MyISAM tables are not clustered, a PRIMARY KEY index is a secondary index and requires an additional table lookup to get the other values.
It is several times more expensive to traverse the index and do the lookups. If you condition is not very selective (yields a large share of total records), MySQL will consider table scan cheaper.
To prevent it from doing a table scan, you could add a hint:
SELECT *
FROM userapplication FORCE INDEX (PRIMARY)
WHERE application_id > 1025
, though it would not necessarily be more efficient.
Mysql definitely considers a full table scan cheaper than using the index; you can however force to use your primary key as preferred index with:
mysql> EXPLAIN SELECT * FROM userapplication FORCE INDEX (PRIMARY) WHERE application_id > 10;
+----+-------------+-----------------+-------+---------------+---------+---------+------+------+-------------+
| id | select_type | table | type | possible_keys | key | key_len | ref | rows | Extra |
+----+-------------+-----------------+-------+---------------+---------+---------+------+------+-------------+
| 1 | SIMPLE | userapplication | range | PRIMARY | PRIMARY | 4 | NULL | 24 | Using where |
+----+-------------+-----------------+-------+---------------+---------+---------+------+------+-------------+
Note that using "USE INDEX" instead of "FORCE INDEX" to only hint mysql on the index to use, mysql still prefers a full table scan:
mysql> EXPLAIN SELECT * FROM userapplication USE INDEX (PRIMARY) WHERE application_id > 10;
+----+-------------+-----------------+------+---------------+------+---------+------+------+-------------+
| id | select_type | table | type | possible_keys | key | key_len | ref | rows | Extra |
+----+-------------+-----------------+------+---------------+------+---------+------+------+-------------+
| 1 | SIMPLE | userapplication | ALL | PRIMARY | NULL | NULL | NULL | 34 | Using where |
+----+-------------+-----------------+------+---------------+------+---------+------+------+-------------+
If your WHERE is a "greater than" comparison, it probably returns quite a few entries (and can realistically return all of them), therefore full table scans are usually preferred.

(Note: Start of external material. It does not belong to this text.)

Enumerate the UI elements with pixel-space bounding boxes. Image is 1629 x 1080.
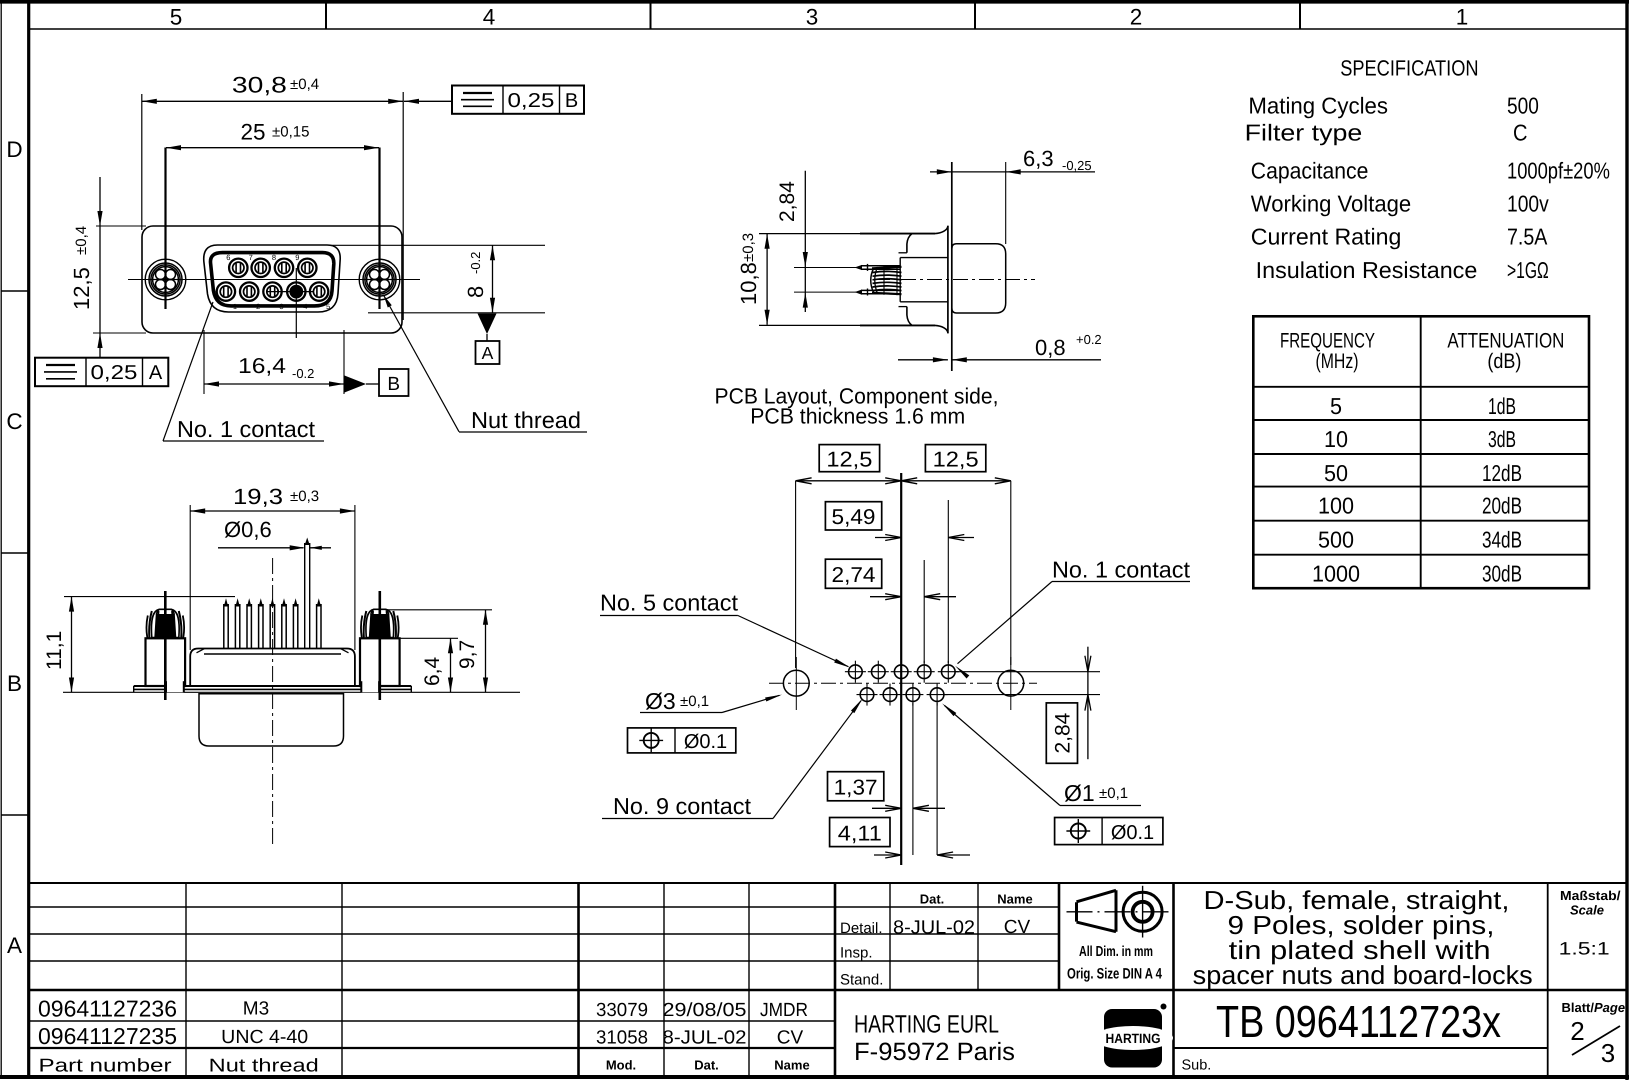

It should be the case of just typing:
SELECT * FROM userapplication WHERE application_id > 1025;
As detailed at this link. According to that guide, it should work where the application_id is a numeric value, for non-numeric values, you should type:
SELECT * FROM userapplication WHERE application_id > '1025';
I don't think there's anything wrong with your SELECT, maybe it's a table configuration problem?